Saturday, April 07, 2007

Franciscan Friars Martyred for the Sanctity of Marriage

Five Franciscan friars, killed in 1597 on what is now the Georgia coast, are on their way to receiving sainthood for having died defending "traditional" marriage. According to the 500-page historical report, which was delivered to the Vatican in late March, the Spanish missionaries were slain by Guale Indians in a dispute over polygamy.
Friar Pedro de Corpa had spent a decade before his death in the late 16th century as a missionary converting Indians to Christianity in Spanish Florida, which then included the 100-mile Georgia coast.

De Corpa was assigned to a mission near present-day Darien, Georgia, when he infuriated the nephew of a Guale chieftain who planned to take a second wife.

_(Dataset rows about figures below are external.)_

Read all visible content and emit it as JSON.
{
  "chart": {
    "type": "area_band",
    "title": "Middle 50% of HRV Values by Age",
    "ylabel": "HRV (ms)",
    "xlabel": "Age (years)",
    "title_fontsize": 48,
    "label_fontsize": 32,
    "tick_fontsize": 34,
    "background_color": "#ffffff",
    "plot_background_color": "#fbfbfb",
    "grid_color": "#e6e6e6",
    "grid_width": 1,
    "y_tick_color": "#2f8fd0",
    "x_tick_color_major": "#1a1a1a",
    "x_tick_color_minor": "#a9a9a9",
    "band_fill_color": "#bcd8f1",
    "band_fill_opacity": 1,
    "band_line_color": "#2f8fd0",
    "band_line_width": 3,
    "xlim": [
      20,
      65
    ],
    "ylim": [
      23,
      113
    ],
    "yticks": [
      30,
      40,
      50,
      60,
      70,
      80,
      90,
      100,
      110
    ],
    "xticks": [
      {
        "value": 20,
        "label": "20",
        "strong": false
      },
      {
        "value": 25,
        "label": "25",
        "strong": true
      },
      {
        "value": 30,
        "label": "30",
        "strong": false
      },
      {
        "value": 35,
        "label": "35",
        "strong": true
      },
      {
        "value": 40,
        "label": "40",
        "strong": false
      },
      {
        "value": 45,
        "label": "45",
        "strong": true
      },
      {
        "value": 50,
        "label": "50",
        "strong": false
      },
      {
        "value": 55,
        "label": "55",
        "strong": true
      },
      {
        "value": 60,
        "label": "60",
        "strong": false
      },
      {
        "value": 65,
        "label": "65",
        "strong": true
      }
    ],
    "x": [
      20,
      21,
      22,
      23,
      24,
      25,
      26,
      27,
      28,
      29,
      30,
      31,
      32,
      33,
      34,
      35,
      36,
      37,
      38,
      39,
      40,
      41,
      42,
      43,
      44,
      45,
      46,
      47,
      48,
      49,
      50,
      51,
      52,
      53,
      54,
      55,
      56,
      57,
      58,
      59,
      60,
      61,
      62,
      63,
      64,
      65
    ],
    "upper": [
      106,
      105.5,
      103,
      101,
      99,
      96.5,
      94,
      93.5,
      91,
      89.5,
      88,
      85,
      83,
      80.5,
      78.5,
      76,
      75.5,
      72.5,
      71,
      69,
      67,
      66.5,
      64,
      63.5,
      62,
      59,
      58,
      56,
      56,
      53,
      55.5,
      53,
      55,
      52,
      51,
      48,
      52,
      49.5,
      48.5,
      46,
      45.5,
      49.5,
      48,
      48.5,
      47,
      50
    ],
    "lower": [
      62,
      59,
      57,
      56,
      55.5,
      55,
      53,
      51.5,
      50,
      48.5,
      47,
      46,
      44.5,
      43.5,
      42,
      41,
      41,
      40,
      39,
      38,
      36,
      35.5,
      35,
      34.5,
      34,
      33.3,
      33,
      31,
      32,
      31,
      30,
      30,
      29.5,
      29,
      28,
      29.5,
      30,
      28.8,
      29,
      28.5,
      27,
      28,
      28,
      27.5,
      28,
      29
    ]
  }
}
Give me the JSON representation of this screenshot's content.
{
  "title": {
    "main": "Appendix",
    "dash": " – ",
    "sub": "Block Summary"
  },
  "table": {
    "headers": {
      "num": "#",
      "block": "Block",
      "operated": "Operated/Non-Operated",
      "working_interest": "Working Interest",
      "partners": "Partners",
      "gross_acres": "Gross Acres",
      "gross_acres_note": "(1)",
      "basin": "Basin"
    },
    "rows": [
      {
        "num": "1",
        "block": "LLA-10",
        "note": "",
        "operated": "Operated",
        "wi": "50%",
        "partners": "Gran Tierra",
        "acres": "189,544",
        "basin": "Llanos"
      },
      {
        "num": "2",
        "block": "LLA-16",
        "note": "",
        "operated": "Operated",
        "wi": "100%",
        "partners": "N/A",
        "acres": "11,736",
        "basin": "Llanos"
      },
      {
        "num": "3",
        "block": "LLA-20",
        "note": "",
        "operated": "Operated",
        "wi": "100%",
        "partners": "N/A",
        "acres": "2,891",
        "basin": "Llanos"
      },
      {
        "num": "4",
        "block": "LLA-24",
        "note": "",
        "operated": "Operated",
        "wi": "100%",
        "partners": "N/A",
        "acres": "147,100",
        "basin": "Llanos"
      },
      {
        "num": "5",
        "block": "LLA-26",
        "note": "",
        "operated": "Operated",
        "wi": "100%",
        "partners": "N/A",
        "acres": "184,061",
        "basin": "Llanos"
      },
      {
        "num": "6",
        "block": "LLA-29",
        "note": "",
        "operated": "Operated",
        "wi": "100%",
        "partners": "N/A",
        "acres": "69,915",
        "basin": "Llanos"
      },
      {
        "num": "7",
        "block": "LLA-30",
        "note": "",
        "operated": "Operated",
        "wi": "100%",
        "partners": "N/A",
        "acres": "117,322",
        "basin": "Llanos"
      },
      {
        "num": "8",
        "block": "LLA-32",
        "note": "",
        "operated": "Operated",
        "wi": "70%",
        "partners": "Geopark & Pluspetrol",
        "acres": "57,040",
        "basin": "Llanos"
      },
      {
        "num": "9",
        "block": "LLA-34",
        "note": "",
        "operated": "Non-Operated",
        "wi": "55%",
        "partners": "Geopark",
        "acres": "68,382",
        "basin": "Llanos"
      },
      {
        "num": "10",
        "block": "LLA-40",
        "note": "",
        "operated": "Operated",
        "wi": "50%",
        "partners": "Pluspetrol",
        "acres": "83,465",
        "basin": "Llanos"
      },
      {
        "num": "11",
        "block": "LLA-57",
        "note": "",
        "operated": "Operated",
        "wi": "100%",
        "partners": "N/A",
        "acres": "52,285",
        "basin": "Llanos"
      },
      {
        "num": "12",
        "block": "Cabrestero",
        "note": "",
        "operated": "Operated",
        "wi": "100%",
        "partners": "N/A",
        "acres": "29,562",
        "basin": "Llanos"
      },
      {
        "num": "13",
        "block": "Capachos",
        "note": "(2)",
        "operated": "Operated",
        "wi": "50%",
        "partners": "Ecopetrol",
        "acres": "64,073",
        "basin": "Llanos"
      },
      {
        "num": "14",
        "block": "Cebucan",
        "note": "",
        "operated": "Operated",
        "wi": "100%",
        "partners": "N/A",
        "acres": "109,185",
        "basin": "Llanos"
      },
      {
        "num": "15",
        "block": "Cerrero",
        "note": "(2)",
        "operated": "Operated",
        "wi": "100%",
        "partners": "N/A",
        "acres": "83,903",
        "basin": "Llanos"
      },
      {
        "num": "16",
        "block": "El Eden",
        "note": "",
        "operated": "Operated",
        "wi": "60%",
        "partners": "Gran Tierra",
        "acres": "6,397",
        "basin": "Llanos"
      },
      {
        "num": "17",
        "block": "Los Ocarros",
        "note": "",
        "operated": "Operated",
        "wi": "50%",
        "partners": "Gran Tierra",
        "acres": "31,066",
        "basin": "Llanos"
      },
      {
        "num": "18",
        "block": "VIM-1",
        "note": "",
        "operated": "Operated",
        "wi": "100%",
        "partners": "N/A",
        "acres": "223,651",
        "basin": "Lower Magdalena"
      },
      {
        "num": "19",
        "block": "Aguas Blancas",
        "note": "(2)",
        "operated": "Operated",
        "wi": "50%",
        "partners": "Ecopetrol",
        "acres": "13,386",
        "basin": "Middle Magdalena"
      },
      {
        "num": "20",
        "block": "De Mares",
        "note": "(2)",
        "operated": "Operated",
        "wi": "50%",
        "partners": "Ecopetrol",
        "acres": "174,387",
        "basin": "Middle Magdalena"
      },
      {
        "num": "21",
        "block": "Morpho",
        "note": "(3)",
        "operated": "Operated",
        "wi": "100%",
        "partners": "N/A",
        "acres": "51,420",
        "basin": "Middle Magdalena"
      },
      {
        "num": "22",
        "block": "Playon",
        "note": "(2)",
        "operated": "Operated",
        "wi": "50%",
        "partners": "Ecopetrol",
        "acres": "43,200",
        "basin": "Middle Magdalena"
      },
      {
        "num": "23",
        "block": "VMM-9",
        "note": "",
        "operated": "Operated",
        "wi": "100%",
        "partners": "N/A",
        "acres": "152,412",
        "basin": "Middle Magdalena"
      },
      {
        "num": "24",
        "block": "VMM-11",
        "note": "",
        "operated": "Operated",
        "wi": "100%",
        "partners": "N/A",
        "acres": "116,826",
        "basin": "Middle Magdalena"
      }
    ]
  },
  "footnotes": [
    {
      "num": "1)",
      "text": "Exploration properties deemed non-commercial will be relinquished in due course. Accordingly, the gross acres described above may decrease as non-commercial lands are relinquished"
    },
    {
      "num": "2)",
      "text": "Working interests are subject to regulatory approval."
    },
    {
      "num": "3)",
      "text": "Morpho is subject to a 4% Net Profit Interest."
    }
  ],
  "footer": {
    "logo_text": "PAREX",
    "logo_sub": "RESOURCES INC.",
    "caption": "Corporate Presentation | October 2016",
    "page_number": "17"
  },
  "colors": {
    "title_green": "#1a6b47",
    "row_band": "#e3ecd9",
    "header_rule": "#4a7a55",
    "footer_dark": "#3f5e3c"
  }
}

The friar admonished the nephew, a baptized Christian named Juanillo, and told him polygamy violated God's law.

On Sept. 14, 1597, Juanillo led warriors smeared in war paint to de Corpa's hut, where he was preparing for morning Mass. They killed the friar with stone clubs, severed his head and displayed it on a pike by a nearby river landing.

The warriors killed the other four friars over the next few days.

Bishop J. Kevin Boland, the head of the Savanna Diocese considers the friars true martyrs "because of their unwillingness to water down the teaching of the faith. . . It's very timely in today's culture, where marriage is under horrendous attacks." In fact, the martyrs have their own website.

Wednesday, April 04, 2007

Envisioning a God with a body

A regional newspaper out of Ontario, Canada, The Record, published an article which presents the views of Jewish biblical scholar, James Kugel regarding what the Bible says about the nature of God.
Contrary to popular opinion, God in the earliest books of the Bible didn't know all things.

Nor did He exist everywhere, all at once . . . . The Book of Genesis describes God walking through the Garden of Eden, Kugel said.

"Walking is not something you do when you're omnipresent," he quipped.

And at one point, God asks Cain the whereabouts of his brother Abel.

The verse implies that God didn't know Cain had killed his brother, Kugel said.

God also says, in Genesis 18, that He heard rumours about things happening in Sodom and Gomorrah and that He must go and see if they are true.

"That not only implies that He's not everywhere all at once, but He doesn't necessarily know everything -- he's going to go down and check," Kugel said.

This viewpoint will not come as "news" to the average Latter-day Saint. But it is interesting to note the comments of Rabbi Yosil Rosenzweig of the Beth Jacob Congregation in Kitchener:
"[Kugel's observations] really shook me up . . . But I think that's very, very good and very healthy because we get complacent in our beliefs."

Rosenzweig said that it never dawned on him that early biblical references to God's human physical features might not have simply been metaphors.

If those descriptions were not in the Bible, the notion of a God with physical form would be heretical, he said.

"That would be idolatry."

The article briefly touches on the transition in thought regarding the corporeal God of the early biblical books up to the omniscient and omnipresent God, which is said to be the dominant Jewish view at the time of Jesus. Written for the lay person, it is a short, easy read. Of course, I've always appreciated James Kugel's tendency to point out the obvious in what is so often illusive.